Compliance Highlights

  • Algeria is largely compliant with international standards for:
    • Assessing risk and applying a risk-based approach (R.1)
    • National cooperation and coordination (R.2)
    • Targeted financial sanctions related to terrorism and terrorist financing (R.6)
    • Laws on money laundering offenses (R.3) and customer due diligence (R.10)

Challenges Ahead

  • Algeria faces challenges in the following areas:
    • Laws on confiscation and provisional measures (R.4): partially compliant
    • Requirements related to new technologies (R.15): non-compliant
    • Transparency and beneficial ownership of legal persons and arrangements (R.24 and R.25): non-compliant
    • Regulation and supervision of financial institutions (R.26), DNFBPs (R.28), and cash couriers (R.32): partially compliant

Recommendations for Improvement

  • Algeria needs to improve its:
    • Record keeping (R.11)
    • Reporting of suspicious transactions (R.20)
    • Powers of supervisors (R.27)
  • Strengthening regulation and supervision of non-profit organizations (R.8) and correspondent banking (R.13) is also recommended

The Importance of Compliance

Algeria’s financial sector plays a crucial role in the country’s economy, facilitating international trade and investment.
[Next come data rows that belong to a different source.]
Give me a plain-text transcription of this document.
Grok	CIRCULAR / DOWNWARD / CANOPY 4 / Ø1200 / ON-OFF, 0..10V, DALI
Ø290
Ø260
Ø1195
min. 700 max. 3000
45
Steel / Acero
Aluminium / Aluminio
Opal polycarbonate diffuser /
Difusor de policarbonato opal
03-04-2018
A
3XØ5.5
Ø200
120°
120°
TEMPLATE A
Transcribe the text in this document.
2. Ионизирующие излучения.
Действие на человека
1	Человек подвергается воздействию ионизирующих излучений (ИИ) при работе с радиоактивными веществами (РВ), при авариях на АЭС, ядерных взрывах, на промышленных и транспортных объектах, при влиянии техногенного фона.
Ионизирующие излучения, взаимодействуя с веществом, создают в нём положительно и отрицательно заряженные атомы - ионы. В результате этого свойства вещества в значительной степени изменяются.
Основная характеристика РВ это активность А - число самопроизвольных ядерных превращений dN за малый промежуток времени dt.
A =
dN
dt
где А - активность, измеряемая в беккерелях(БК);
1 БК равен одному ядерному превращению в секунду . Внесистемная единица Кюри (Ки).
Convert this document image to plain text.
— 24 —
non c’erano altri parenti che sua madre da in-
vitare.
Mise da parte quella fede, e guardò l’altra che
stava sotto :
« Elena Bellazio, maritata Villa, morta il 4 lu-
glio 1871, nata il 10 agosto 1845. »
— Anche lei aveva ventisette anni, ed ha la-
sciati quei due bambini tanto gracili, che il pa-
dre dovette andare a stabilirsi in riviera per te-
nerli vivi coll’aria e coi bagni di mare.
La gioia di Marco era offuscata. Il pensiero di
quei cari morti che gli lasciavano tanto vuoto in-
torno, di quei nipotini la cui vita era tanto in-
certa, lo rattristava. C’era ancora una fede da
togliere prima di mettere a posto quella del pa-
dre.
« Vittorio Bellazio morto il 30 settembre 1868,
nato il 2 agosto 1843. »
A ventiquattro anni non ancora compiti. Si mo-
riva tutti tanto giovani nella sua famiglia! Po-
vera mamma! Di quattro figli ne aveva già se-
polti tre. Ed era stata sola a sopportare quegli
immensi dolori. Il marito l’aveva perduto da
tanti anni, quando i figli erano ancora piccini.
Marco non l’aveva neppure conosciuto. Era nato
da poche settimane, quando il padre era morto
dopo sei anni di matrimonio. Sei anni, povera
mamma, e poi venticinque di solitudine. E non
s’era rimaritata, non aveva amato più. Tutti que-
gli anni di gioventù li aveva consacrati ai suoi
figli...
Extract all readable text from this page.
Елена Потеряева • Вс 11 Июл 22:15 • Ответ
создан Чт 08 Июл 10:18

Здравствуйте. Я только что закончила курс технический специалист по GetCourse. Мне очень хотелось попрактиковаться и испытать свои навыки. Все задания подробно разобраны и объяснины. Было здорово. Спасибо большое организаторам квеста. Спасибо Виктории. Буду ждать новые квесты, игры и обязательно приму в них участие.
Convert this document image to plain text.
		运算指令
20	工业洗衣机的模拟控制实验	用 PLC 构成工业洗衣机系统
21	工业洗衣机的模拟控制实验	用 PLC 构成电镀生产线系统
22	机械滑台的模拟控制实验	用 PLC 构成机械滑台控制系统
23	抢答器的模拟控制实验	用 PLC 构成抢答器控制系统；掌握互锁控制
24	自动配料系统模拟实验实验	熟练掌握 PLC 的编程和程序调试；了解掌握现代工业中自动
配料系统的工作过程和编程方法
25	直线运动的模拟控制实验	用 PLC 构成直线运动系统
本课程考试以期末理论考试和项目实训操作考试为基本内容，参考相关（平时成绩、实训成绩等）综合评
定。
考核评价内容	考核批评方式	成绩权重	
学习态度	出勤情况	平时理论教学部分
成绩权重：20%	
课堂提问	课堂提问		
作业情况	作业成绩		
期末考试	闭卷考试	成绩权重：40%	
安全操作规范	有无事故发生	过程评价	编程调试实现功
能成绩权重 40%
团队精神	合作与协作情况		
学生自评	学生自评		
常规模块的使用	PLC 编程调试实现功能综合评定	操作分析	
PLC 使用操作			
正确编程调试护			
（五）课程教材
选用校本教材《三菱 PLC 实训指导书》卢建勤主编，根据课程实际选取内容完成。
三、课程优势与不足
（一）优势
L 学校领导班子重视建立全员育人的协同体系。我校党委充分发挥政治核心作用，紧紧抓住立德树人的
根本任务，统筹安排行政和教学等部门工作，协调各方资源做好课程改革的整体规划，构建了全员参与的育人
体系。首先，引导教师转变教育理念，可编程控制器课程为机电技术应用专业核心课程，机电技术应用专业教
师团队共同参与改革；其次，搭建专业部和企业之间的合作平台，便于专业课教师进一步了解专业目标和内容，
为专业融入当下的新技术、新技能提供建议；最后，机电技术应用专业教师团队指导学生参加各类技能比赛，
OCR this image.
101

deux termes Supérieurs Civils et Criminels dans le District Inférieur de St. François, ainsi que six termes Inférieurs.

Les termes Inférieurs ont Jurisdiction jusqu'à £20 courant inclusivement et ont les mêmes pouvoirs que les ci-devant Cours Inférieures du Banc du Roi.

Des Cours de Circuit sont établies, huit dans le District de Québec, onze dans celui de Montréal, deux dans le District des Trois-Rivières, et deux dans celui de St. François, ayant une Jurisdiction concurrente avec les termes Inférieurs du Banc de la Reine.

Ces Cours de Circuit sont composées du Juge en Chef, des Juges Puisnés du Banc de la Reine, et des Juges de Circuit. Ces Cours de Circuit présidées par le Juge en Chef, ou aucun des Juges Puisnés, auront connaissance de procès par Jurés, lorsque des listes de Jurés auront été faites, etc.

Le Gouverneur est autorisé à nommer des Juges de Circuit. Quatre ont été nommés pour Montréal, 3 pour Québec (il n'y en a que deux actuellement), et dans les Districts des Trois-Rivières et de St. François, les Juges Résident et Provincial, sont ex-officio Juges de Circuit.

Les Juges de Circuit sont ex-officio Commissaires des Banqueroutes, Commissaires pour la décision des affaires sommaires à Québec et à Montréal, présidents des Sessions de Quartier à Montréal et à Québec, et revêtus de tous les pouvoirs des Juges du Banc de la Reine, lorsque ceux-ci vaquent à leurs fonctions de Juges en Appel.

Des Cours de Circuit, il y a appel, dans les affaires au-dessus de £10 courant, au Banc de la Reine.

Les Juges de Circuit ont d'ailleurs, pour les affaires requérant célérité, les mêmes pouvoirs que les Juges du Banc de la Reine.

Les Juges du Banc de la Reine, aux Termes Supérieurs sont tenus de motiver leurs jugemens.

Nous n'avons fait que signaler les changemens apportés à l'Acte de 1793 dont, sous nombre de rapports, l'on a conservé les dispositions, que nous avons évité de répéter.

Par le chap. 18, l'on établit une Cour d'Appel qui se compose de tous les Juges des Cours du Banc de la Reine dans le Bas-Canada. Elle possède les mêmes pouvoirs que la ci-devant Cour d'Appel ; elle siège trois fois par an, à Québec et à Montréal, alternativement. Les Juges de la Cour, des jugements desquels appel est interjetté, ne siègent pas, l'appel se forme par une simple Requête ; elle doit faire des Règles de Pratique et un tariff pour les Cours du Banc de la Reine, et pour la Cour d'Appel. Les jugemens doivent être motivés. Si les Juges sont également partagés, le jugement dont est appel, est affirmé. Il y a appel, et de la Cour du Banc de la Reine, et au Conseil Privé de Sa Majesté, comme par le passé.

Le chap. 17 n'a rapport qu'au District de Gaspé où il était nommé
Efforts to combat money laundering and terrorist financing are critical to maintaining its reputation as a stable and secure financial hub.

A Roadmap for Reform

The FATF report provides guidance on how Algeria can strengthen its anti-money laundering and counter-terrorist financing regime, with the ultimate goal of preventing the misuse of its financial system for illegal activities. The country’s authorities have welcomed the feedback and are committed to implementing necessary reforms to achieve compliance with global standards.

Conclusion

While Algeria has made significant progress in some areas, it still faces challenges in others. Addressing these gaps is crucial to ensuring the integrity of its financial system and preventing the misuse of its economy for illicit activities.